The Resilience of Venice: The Past, the Present, the Future

the second of the series of lectures organized in collaboration with

SAVE VENICE 

 

A presentation by Professor Paola Malanotte Rizzoli, Professor Emeritus of
Physical Oceanography, MIT.

 

Venice has survived for 1,600 years from its mythical foundation – on March 25, 421 – thanks to its most remarkable feature: resilience. It survived first the invasions of the barbarians and, second, the most powerful European states. Venetians realized that the lagoon, their safety, was being transformed into land by sediments discharged by the numerous rivers into its interior.
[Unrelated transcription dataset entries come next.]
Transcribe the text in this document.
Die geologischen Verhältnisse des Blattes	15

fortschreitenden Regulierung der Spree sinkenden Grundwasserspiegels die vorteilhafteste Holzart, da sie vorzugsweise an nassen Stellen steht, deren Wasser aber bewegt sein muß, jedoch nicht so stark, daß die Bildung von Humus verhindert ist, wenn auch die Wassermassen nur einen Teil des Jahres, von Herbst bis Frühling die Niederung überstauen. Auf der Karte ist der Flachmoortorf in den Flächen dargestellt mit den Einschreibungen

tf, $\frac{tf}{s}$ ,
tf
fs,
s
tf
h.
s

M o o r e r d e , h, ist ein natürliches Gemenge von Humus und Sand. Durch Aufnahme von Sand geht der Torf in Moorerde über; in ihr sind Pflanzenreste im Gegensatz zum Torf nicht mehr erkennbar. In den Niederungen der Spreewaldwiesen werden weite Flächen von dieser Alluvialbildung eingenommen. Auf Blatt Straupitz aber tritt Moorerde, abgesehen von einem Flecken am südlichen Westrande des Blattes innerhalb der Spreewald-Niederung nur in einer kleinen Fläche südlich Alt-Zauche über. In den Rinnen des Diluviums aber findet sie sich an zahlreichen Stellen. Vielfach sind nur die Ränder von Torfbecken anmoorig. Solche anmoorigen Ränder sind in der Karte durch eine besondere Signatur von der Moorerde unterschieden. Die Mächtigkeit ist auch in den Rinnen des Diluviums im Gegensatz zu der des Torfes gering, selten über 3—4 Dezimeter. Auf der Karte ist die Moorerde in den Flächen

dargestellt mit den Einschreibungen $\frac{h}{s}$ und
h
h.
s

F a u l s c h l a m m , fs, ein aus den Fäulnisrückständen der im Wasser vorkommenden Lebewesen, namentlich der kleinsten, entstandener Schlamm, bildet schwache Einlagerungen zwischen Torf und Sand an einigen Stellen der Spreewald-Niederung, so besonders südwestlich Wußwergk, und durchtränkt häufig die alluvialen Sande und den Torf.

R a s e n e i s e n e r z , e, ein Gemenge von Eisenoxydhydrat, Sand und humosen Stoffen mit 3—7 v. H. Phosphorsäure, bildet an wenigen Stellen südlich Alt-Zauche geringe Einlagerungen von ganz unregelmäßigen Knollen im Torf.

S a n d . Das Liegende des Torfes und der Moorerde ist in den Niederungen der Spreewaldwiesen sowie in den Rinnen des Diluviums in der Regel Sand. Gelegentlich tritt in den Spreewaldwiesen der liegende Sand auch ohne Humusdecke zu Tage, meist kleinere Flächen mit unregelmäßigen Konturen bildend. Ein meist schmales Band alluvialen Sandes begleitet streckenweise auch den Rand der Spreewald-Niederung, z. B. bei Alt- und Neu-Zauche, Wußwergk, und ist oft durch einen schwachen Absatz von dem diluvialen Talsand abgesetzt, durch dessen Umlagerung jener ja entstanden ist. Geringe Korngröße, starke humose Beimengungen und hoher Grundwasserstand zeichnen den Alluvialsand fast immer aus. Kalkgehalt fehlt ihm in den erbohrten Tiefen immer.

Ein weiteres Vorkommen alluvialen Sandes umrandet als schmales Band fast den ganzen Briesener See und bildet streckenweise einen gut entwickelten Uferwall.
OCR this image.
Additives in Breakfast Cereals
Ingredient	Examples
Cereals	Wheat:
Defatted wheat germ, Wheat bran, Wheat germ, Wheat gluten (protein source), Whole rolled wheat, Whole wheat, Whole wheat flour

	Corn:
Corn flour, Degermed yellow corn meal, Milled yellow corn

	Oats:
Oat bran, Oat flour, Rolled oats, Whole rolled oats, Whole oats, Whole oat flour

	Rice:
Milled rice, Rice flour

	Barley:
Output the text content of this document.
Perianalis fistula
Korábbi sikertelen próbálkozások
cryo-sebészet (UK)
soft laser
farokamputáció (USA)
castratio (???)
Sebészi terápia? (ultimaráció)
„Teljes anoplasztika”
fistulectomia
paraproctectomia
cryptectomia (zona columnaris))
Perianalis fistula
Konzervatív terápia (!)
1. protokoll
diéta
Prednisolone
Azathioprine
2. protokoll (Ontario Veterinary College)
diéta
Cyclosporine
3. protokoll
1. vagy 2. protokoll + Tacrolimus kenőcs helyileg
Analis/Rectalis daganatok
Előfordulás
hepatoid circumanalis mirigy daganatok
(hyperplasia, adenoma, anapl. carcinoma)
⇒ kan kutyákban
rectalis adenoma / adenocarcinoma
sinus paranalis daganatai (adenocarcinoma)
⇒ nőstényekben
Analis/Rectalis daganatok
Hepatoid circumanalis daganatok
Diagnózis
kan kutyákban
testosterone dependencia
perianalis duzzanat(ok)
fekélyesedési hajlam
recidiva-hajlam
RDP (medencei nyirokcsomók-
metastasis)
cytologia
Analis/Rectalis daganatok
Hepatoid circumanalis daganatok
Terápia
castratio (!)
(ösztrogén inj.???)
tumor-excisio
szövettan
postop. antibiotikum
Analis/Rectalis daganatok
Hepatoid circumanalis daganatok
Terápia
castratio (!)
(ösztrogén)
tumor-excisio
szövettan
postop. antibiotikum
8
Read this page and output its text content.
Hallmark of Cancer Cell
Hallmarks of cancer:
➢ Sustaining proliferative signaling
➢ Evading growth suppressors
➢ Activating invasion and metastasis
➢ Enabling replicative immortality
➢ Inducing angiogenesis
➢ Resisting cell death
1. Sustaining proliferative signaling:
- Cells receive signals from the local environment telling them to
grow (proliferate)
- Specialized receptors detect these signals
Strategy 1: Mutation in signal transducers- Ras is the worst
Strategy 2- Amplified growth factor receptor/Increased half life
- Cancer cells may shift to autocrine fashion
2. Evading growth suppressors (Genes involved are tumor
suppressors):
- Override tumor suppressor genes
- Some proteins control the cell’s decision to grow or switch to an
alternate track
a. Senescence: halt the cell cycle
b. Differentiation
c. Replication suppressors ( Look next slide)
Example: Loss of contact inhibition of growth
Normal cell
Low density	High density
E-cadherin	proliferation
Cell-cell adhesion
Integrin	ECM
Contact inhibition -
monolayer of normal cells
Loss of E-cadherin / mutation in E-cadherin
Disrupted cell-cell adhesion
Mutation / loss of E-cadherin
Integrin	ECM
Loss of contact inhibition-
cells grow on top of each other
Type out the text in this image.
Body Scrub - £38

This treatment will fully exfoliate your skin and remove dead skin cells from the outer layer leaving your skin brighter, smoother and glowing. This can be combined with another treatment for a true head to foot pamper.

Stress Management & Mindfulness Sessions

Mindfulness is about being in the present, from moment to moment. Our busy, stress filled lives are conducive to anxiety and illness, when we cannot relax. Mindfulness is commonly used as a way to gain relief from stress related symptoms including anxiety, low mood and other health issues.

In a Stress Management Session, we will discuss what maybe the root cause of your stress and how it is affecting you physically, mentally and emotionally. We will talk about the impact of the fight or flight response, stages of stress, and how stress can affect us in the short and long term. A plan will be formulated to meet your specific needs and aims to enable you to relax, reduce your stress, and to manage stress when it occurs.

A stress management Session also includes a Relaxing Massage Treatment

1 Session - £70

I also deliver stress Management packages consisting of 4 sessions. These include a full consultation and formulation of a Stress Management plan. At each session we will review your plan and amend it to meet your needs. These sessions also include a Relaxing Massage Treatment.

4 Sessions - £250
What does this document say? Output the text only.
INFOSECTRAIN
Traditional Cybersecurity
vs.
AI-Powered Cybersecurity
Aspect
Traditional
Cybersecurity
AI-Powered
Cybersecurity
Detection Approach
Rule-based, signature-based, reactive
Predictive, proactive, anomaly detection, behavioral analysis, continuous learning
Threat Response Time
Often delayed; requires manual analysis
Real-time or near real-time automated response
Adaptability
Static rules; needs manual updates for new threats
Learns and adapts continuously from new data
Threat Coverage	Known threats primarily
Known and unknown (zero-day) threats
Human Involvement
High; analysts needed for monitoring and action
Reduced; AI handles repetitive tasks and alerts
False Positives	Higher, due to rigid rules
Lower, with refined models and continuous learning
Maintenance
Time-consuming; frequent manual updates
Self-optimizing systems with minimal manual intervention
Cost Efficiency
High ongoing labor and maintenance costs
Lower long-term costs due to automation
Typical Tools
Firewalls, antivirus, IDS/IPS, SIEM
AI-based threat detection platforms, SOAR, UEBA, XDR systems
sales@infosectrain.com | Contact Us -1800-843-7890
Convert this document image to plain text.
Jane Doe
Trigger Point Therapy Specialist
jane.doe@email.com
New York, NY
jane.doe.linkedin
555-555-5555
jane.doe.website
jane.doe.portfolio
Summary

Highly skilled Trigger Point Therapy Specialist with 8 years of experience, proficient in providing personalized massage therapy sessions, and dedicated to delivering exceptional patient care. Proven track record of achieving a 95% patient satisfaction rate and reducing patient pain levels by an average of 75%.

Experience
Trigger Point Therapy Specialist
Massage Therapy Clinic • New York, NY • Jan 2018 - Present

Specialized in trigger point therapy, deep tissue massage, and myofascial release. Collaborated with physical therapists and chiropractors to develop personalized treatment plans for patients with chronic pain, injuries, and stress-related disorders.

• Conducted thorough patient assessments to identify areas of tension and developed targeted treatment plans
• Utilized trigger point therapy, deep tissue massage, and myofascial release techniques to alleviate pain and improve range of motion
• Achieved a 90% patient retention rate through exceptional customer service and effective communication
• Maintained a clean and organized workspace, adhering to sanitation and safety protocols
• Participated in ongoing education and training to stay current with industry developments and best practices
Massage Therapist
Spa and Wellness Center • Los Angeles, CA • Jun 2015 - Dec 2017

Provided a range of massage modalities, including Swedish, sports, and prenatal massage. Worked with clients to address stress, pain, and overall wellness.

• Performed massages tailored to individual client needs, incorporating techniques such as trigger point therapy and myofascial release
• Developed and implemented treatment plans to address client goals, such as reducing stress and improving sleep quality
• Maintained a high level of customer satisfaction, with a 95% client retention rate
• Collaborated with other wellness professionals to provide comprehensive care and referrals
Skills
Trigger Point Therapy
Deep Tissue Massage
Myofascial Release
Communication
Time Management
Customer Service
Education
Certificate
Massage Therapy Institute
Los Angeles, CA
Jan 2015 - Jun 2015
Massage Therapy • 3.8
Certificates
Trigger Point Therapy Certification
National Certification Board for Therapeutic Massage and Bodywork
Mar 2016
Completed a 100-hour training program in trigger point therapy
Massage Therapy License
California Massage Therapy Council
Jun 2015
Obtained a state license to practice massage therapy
Hence, over three centuries from the 1500s, they diverted the courses of the rivers to outside of the lagoon. In the 19th and 20th centuries, Venice adapted to modern industrial times by becoming a center of chemical industries and industrial/touristic navigation, even though this produced environmental damages, sometimes irreversible. In recent decades many of these damages have been addressed, but in the near and longer term, the greatest challenge requiring arguably the greatest resilience is climate change and sea level rise. MOSE was constructed to resist the increasing number of destructive storm surges and to ensure the existence of the Serenissima and lagoon until the end of this century.

 

A native Venetian, Professor Rizzoli has done extensive research on the origins and effects of ‘acqua alta’ and was a consultant for the city’s MOSE barriers from 1995 to 2014. Rizzoli advised Boston’s Museum of Science on its exhibition Resilient Venice: Adapting to Climate Change, and was invited to present an exhibition in the Venice Room on “Resilience of Venice” at the 2021 Architecture Biennale in Venice.